送球が顎を直撃する“珍事”にめげず粘投 西武今井の危うい魅力と潜在能力

「細ダルビッシュ」の異名、潜在能力は折り紙付き

 その後は最速154キロの速球を軸に圧倒。2回には振り逃げで出塁させた高部を、一塁牽制球で刺す技も見せた。5回には先頭の高部を四球で歩かせたが、続く藤岡にカットボールを打たせて遊ゴロ併殺に仕留めた。「今日は真っすぐというよりもカットボールが良かったです。結果、引っかけさせて内野ゴロに打ち取れる場面があったので良かったです。次回以降にも有効に使っていければと思います」と手応えありげだ。

 1-1の同点で迎えた6回、先頭のマーティンに9号ソロを浴びるも中村奨、安田、角中を3者連続三振に切って取る余力があった。味方の愛斗が同点4号ソロを放った直後の7回にも、2死二塁のピンチを迎え、西口投手コーチがマウンドへ駆け寄るシーンがあったが、「お前に任せた」と続投指示。代打・井上を遊ゴロに打ち取って信頼に応え、今季最多の122球でマウンドを降りた。

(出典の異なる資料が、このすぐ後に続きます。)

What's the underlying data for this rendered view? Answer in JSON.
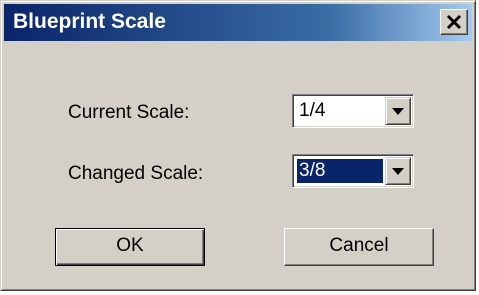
{
  "window": {
    "title": "Blueprint Scale",
    "close_icon": "close-icon"
  },
  "form": {
    "current_scale_label": "Current Scale:",
    "current_scale_value": "1/4",
    "changed_scale_label": "Changed Scale:",
    "changed_scale_value": "3/8"
  },
  "buttons": {
    "ok_label": "OK",
    "cancel_label": "Cancel"
  },
  "colors": {
    "title_gradient_start": "#0a246a",
    "title_gradient_end": "#a6caf0",
    "dialog_face": "#d4d0c8",
    "selection": "#0a246a"
  }
}
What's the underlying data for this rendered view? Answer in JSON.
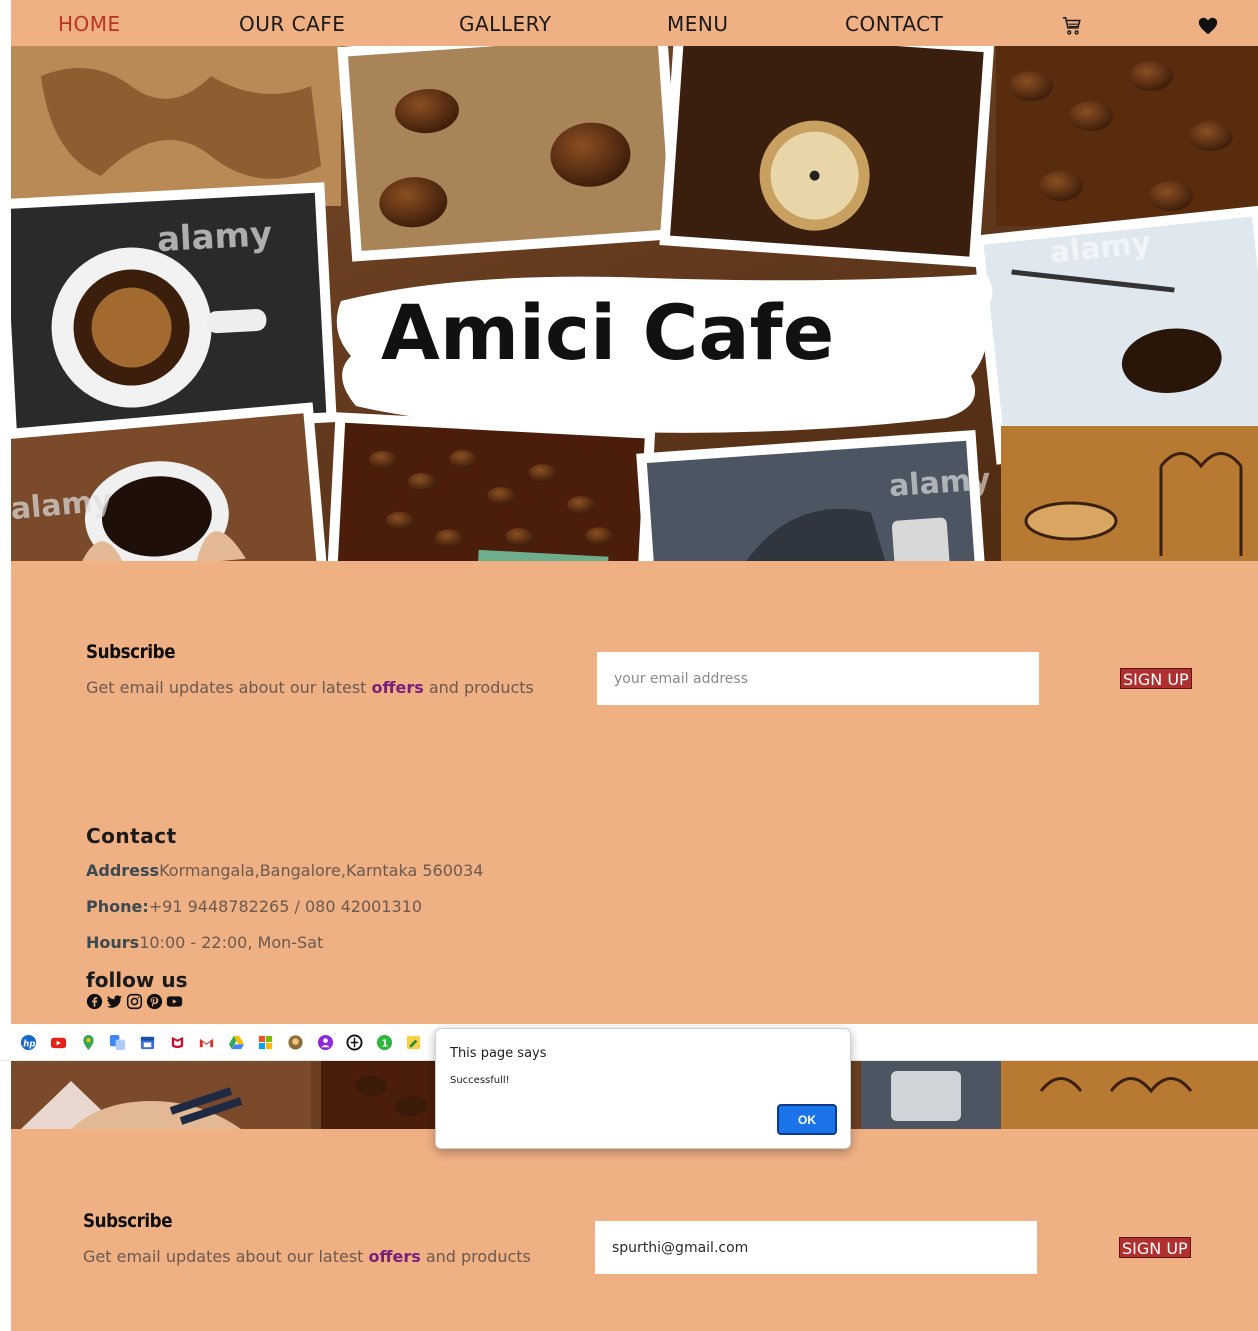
{
  "nav": {
    "items": [
      {
        "label": "HOME"
      },
      {
        "label": "OUR CAFE"
      },
      {
        "label": "GALLERY"
      },
      {
        "label": "MENU"
      },
      {
        "label": "CONTACT"
      }
    ],
    "active": "HOME",
    "icons": [
      "cart-icon",
      "heart-icon"
    ]
  },
  "hero": {
    "title": "Amici Cafe",
    "watermarks": [
      "alamy",
      "alamy",
      "alamy",
      "alamy"
    ]
  },
  "subscribe_top": {
    "title": "Subscribe",
    "desc_before": "Get email updates about our latest ",
    "desc_bold": "offers",
    "desc_after": " and products",
    "email_placeholder": "your email address",
    "email_value": "",
    "button_label": "SIGN UP"
  },
  "contact": {
    "title": "Contact",
    "address_label": "Address",
    "address_value": "Kormangala,Bangalore,Karntaka 560034",
    "phone_label": "Phone:",
    "phone_value": "+91 9448782265 / 080 42001310",
    "hours_label": "Hours",
    "hours_value": "10:00 - 22:00, Mon-Sat",
    "follow_title": "follow us",
    "social_icons": [
      "facebook-icon",
      "twitter-icon",
      "instagram-icon",
      "pinterest-icon",
      "youtube-icon"
    ]
  },
  "bookmarks": {
    "icons": [
      "hp-icon",
      "youtube-icon",
      "maps-icon",
      "translate-icon",
      "calendar-icon",
      "mcafee-icon",
      "gmail-icon",
      "drive-icon",
      "microsoft-icon",
      "ai-icon",
      "contacts-icon",
      "globe-icon",
      "one-icon",
      "notes-icon"
    ]
  },
  "dialog": {
    "title": "This page says",
    "message": "Successfull!",
    "ok_label": "OK"
  },
  "subscribe_bottom": {
    "title": "Subscribe",
    "desc_before": "Get email updates about our latest ",
    "desc_bold": "offers",
    "desc_after": " and products",
    "email_value": "spurthi@gmail.com",
    "button_label": "SIGN UP"
  },
  "colors": {
    "page_bg": "#efb084",
    "nav_active": "#b83526",
    "button_bg": "#b0302f",
    "offers_color": "#7a1f7a",
    "dialog_ok": "#1a73e8"
  }
}
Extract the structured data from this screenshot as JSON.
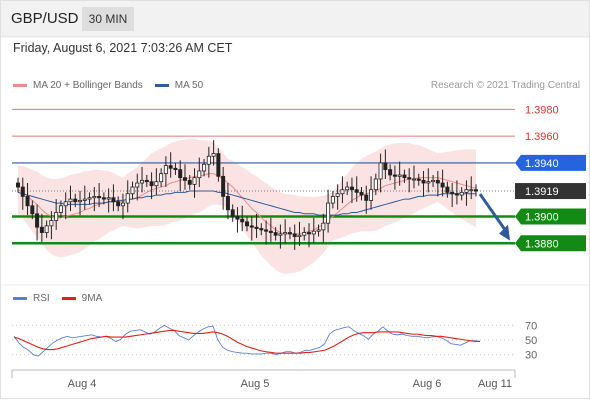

 昨季はオープン戦で快投を続け、先発の柱として期待されたが、ふたを開けてみれば、19試合3勝4敗、防御率6.13に終わった。パドレスのダルビッシュ有投手を一回りスリムにしたような体形で、「細ダルビッシュ」とも呼ばれる。

 異名にふさわしい潜在能力の持ち主だが、制球難が大成を妨げてきた。歯車がかみ合えば、リーグを代表する投手に化けてもおかしくない。まさかの珍事が本格的なブレークのきっかけになるなら、もう誰も文句は言わない。